«Chaos total»: Ce bistrot iconique aurait commis un grave impair
Peut-être avez-vous déjà eu l'occasion d'aller au Bilboquet (prononcez *bilb-ô-kay* avec un accent américain) de Sag Harbor, l'adresse où il faut voir et être vu lors de ses vacances dans l'enclave dorée des Hamptons. Si vous n'avez pas eu cette chance (ou, plutôt, que vous êtes trop pauvres), laissez-nous vous dresser le tableau.
Fermez les yeux, imaginez: une plateforme surplombant l'océan avec belle vue sur votre yacht, un bar rutilant en forme de fer à cheval où officient DJs et mixologistes, des parasols inspirés de ceux de l'Hôtel Martinez de Cannes, une poignée de milliardaires et célébrités (Tom Brady, Emily Blunt, Hugh Jackman et Amber Heard y ont tous été aperçus, attablés avec vue sur le port de plaisance) en quête d'un peu d'intimité, le tout dans un décor calqué sur celui des terrasses de Saint-Trop'.
L'accès au Bilboquet n'est, naturellement, pas donné à tout le monde. N'espérez pas accéder à ce bistrot réputé si vous traînez de malheureuses chlaps à vos pieds, un slip de bain ou un paréo humide. Sur son site internet, l'établissement, qui prône une «élégance décontractée», prie ses hôtes de laisser sweat-shirt, shorts et casquette au placard, ainsi que de s'abstenir de «porter des vêtements ou accessoires arborant des slogans ou des images à caractère politique, clivant ou offensant». EXIT Guy Parmelin et sa casquette «Switzerland is great since 1291», donc.

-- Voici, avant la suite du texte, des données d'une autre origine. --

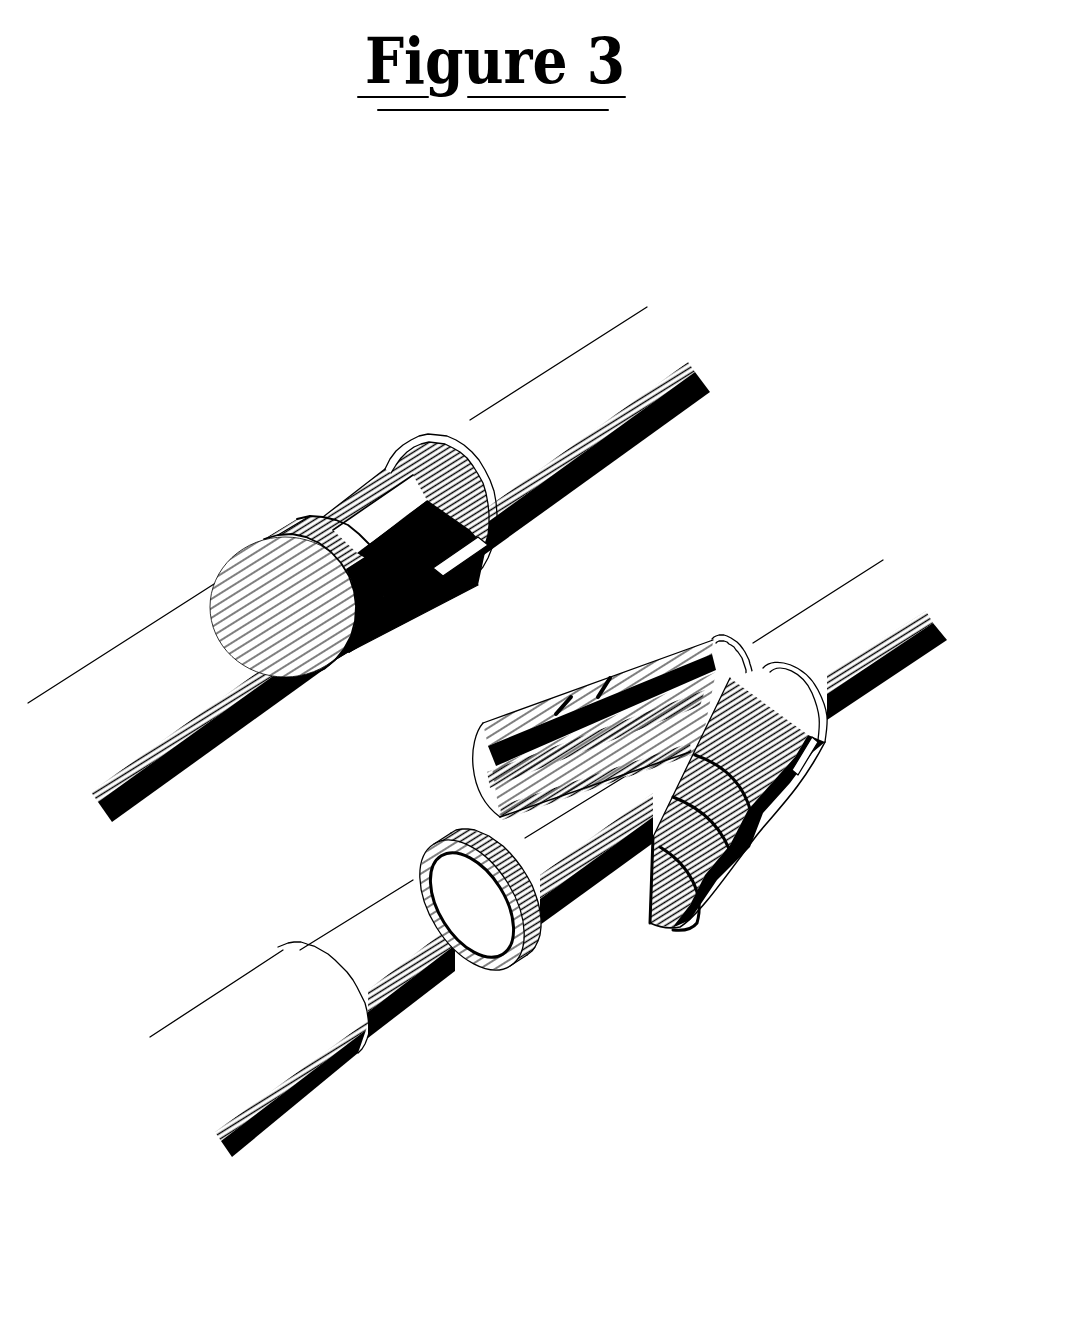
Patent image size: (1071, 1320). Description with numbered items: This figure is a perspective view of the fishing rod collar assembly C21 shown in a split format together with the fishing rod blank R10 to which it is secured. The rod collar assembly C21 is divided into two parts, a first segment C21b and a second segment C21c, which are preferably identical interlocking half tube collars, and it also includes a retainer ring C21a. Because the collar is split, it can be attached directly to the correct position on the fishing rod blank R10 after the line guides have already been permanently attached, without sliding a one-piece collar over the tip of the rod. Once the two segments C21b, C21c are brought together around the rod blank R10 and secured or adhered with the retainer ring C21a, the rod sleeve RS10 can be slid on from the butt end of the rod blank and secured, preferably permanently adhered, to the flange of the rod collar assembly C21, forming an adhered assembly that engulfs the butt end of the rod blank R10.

The fishing rod blank R10 is at (708, 473).
The rod sleeve RS10 is at (99, 625).
The rod collar assembly C21 is at (315, 450).
The retainer ring C21a is at (550, 992).
The first segment C21b is at (622, 653).
The second segment C21c is at (773, 860).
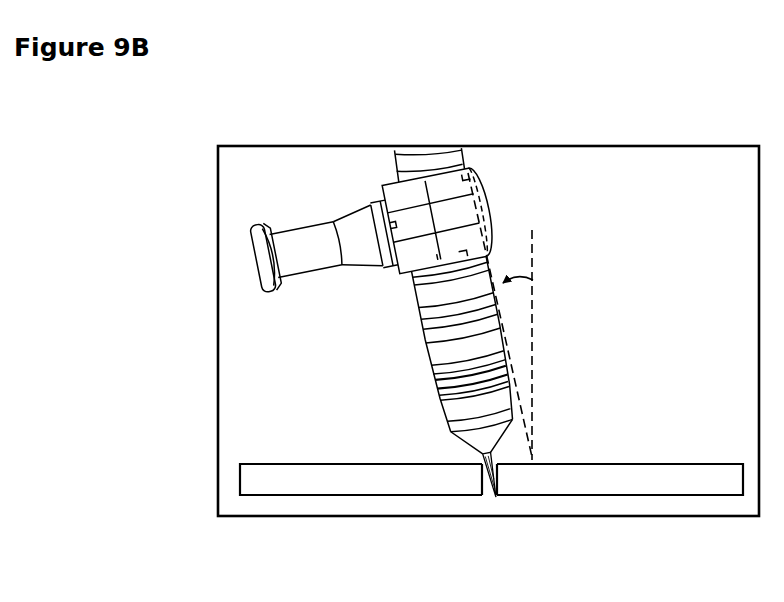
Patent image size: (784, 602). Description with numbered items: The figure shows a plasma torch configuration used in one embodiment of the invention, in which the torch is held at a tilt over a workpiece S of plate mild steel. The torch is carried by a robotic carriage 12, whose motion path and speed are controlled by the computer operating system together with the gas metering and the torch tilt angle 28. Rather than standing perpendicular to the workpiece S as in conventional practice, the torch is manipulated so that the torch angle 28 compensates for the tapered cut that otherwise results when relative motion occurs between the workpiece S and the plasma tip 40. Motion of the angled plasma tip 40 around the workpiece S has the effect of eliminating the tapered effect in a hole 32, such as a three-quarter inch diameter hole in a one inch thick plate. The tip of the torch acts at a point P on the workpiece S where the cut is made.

The robotic carriage 12 is at (320, 272).
The torch tilt angle 28 is at (510, 279).
The 0.75 inch diameter hole 32 is at (482, 461).
The plasma tip 40 is at (500, 455).
The workpiece S is at (667, 485).
The point P is at (481, 479).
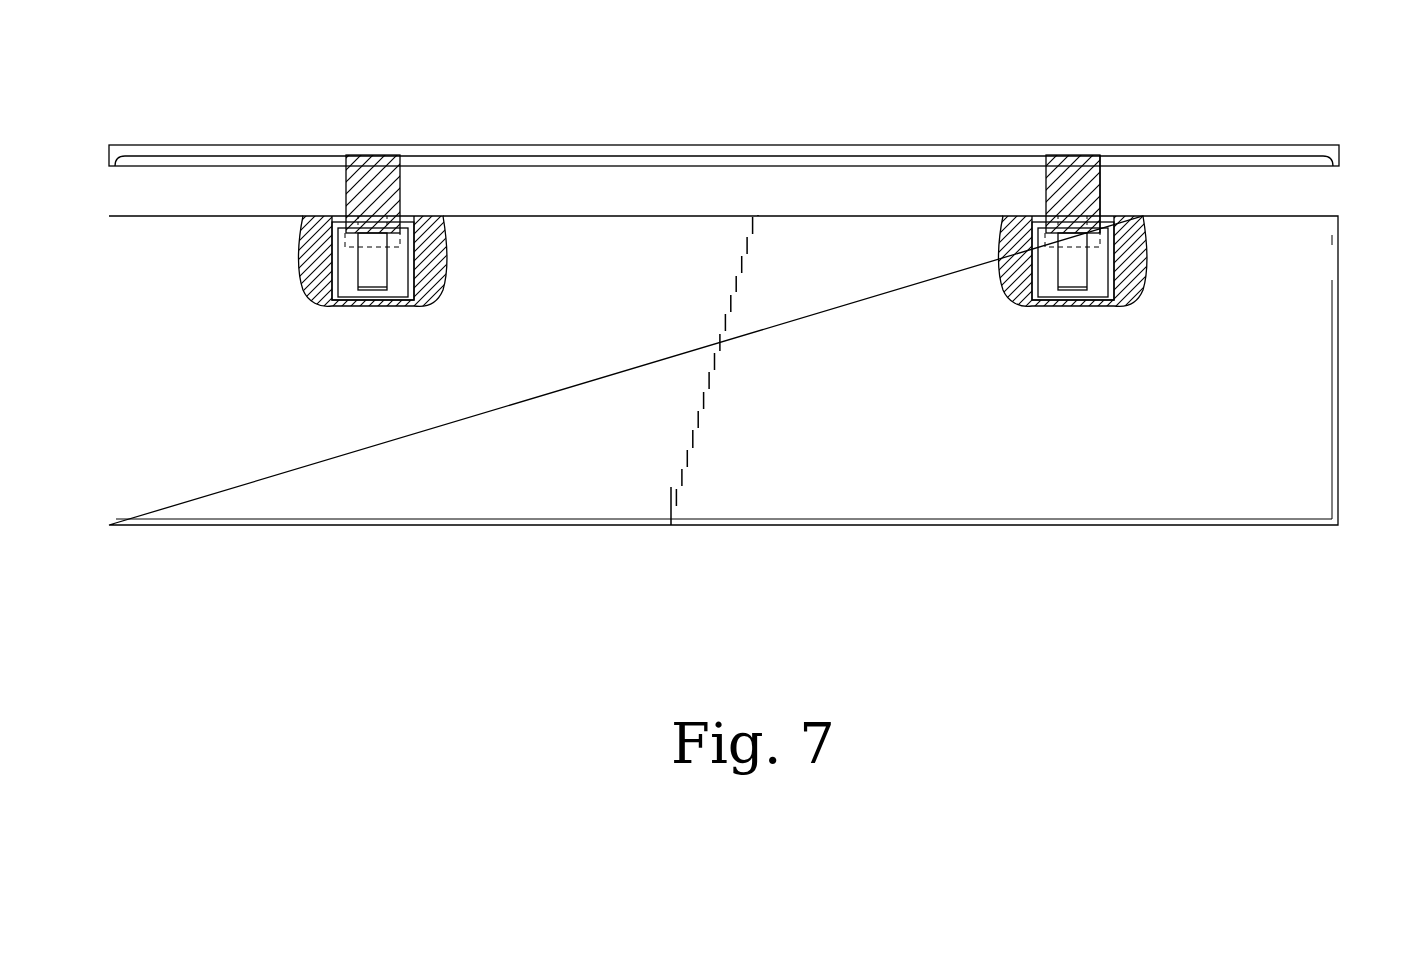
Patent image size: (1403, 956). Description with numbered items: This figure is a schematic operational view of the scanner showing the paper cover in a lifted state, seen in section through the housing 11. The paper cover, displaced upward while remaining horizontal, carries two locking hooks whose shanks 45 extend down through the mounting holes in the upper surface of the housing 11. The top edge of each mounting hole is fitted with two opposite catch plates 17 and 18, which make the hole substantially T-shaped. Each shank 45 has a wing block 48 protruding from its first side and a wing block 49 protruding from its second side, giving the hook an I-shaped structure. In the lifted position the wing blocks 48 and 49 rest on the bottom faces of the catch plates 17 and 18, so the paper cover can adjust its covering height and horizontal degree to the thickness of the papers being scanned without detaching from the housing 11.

Il faut dire que l'institution propose des mets et une atmosphère cossue qui ne sont pas à la portée du commun des mortels. Comptez entre 40 et 60 dollars pour un plat principal, hors taxes et pourboire. La star de la maison? Le poulet cajun, une recette originale du patron Philippe Delgrange, servi avec des frites croustillantes et une salade verte. Si cette combinaison semble presque trop simple pour susciter un tel engouement, selon le magazine Social Life, les habitués «ne commandent rien d'autre, repas après repas, été après été».
Il semblerait que, ce week-end encore, Le Bilboquet n'ait pas dérogé à sa réputation de lieu très... sélectif. Ainsi, selon Page Six, l'établissement aurait eu une étrange attitude lorsque, peu après la fin des feux d'artifice traditionnels du 4 juillet, la localité de Sag Harbor a été frappée par une violente tempête. «C'était le chaos total», décrivent des témoins au média américain.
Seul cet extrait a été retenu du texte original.